The decision, which comes as AIG prepares to report fourth-quarter results Friday, follows a market recovery over the past year that could improve the government-controlled insurer's chances of repaying its debts to U.S. taxpayers.
AIG now believes it can repay the $8.5 billion through other means, such as with cash generated by its insurance businesses and asset sales, according to people familiar with the matter.
The move reflects expectations that AIG's asset sales will be at prices above what the company and government officials anticipated in March 2009, when tumultuous financial markets led the Treasury Department and New York Fed to take additional steps to stabilize the giant insurer following its initial bailout in September 2008.
Creating $8.5 billion in securities backed by cash flows from policies underwritten by some of AIG's U.S. life-insurance units was one of the mapped-out steps.
The giant insurer, 80% owned by taxpayers, is under pressure to start repaying chunks of government money, as many other recipients of U.S. aid have already done. Despite the recent optimism, it still has an uphill task. As of Feb. 24, AIG owed the New York Fed $25.3 billion under its revolving credit facility.

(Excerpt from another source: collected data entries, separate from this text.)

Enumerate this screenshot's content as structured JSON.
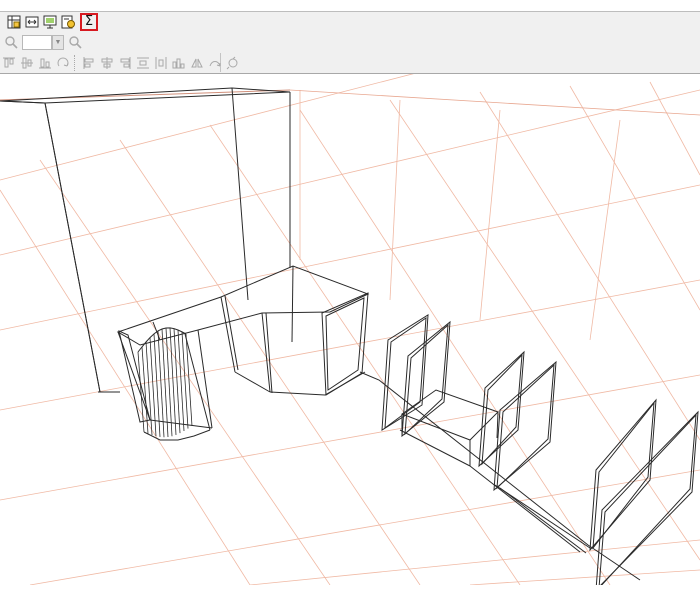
{
  "toolbar": {
    "row1": [
      {
        "icon": "insert-table-icon"
      },
      {
        "icon": "fit-width-icon"
      },
      {
        "icon": "screen-display-icon"
      },
      {
        "icon": "properties-icon"
      }
    ],
    "sigma_button": {
      "label": "Σ",
      "state": "highlighted",
      "highlight_color": "#d71920"
    },
    "zoom": {
      "value": "",
      "placeholder": ""
    },
    "row3_left": [
      "align-top-icon",
      "align-middle-icon",
      "align-bottom-icon",
      "rotate-icon"
    ],
    "row3_right": [
      "align-left-icon",
      "align-center-icon",
      "align-right-icon",
      "distribute-icon",
      "distribute-vertical-icon",
      "spacing-icon",
      "flip-icon",
      "mirror-icon",
      "grid-snap-icon"
    ]
  },
  "viewport": {
    "grid_color": "#f0b9a4",
    "wire_color": "#2a2a2a",
    "grid": "on"
  }
}
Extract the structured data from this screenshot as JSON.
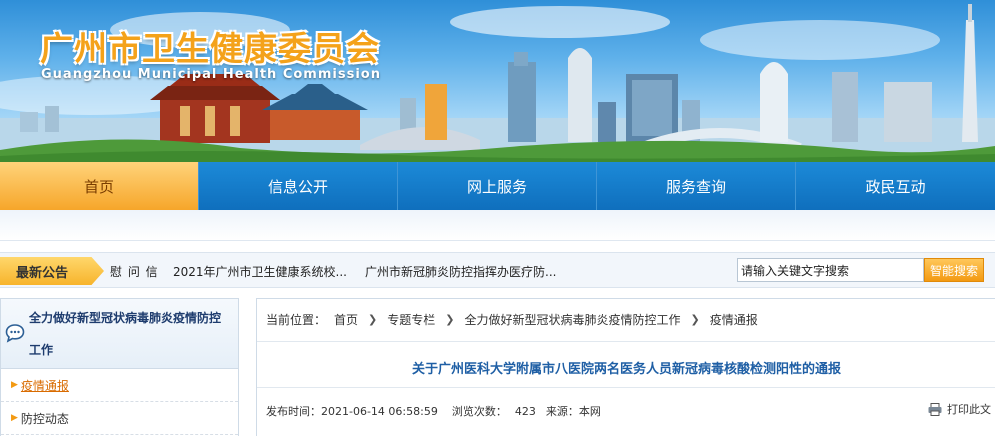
{
  "header": {
    "title": "广州市卫生健康委员会",
    "subtitle": "Guangzhou Municipal Health Commission"
  },
  "nav": {
    "items": [
      {
        "label": "首页",
        "active": true
      },
      {
        "label": "信息公开",
        "active": false
      },
      {
        "label": "网上服务",
        "active": false
      },
      {
        "label": "服务查询",
        "active": false
      },
      {
        "label": "政民互动",
        "active": false
      }
    ]
  },
  "notice": {
    "label": "最新公告",
    "items": [
      "慰 问 信",
      "2021年广州市卫生健康系统校...",
      "广州市新冠肺炎防控指挥办医疗防..."
    ]
  },
  "search": {
    "placeholder": "请输入关键文字搜索",
    "button_label": "智能搜索"
  },
  "sidebar": {
    "heading_line1": "全力做好新型冠状病毒肺炎疫情防控",
    "heading_line2": "工作",
    "items": [
      {
        "label": "疫情通报",
        "active": true
      },
      {
        "label": "防控动态",
        "active": false
      }
    ]
  },
  "breadcrumb": {
    "prefix": "当前位置：",
    "items": [
      "首页",
      "专题专栏",
      "全力做好新型冠状病毒肺炎疫情防控工作",
      "疫情通报"
    ]
  },
  "article": {
    "title": "关于广州医科大学附属市八医院两名医务人员新冠病毒核酸检测阳性的通报",
    "published_label": "发布时间：",
    "published_value": "2021-06-14 06:58:59",
    "views_label": "浏览次数：",
    "views_value": "423",
    "source_label": "来源：",
    "source_value": "本网",
    "print_label": "打印此文"
  },
  "colors": {
    "nav_blue": "#1c8ad8",
    "accent_orange": "#f39a12",
    "title_orange": "#f4a21a",
    "link_blue": "#1f5fa5"
  }
}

In total, it is trying to repay over $90 billion to U.S. taxpayers.
While the company is likely to report a fourth-quarter loss on Friday, many of its core insurance businesses have stabilized over the past year.
AIG is now close to selling one of its large foreign life-insurance businesses to MetLife Inc. for $15 billion, and is preparing to launch an initial public offering for another foreign unit that could fetch $10 to $20 billion in the coming months, analysts have estimated.
So far, AIG's planned deal with MetLife has been delayed by a tax issue, and volatile stock markets could affect the coming IPO.
The bulk of proceeds from the foreign life unit sales will go towards repaying the New York Fed, which earlier exchanged $25 billion of its AIG debt for equity in the two companies, American Life Insurance Co. and American International Assurance Ltd. (That amount is separate from the $25.3 billion AIG owes the New York Fed under its revolving credit facility.)
The sales of the units and the securitization were among the steps mapped out in March 2009, when AIG reported a record $99.2 billion loss for the year 2008 and the U.S. government restructured its aid package to the company.
Under the part of the plan now scrapped, the life-insurance securities were to be transferred to the New York Fed, which would reduce its AIG debt by that amount. The regional Fed bank would then recoup the money when the "securitization notes" paid off over time.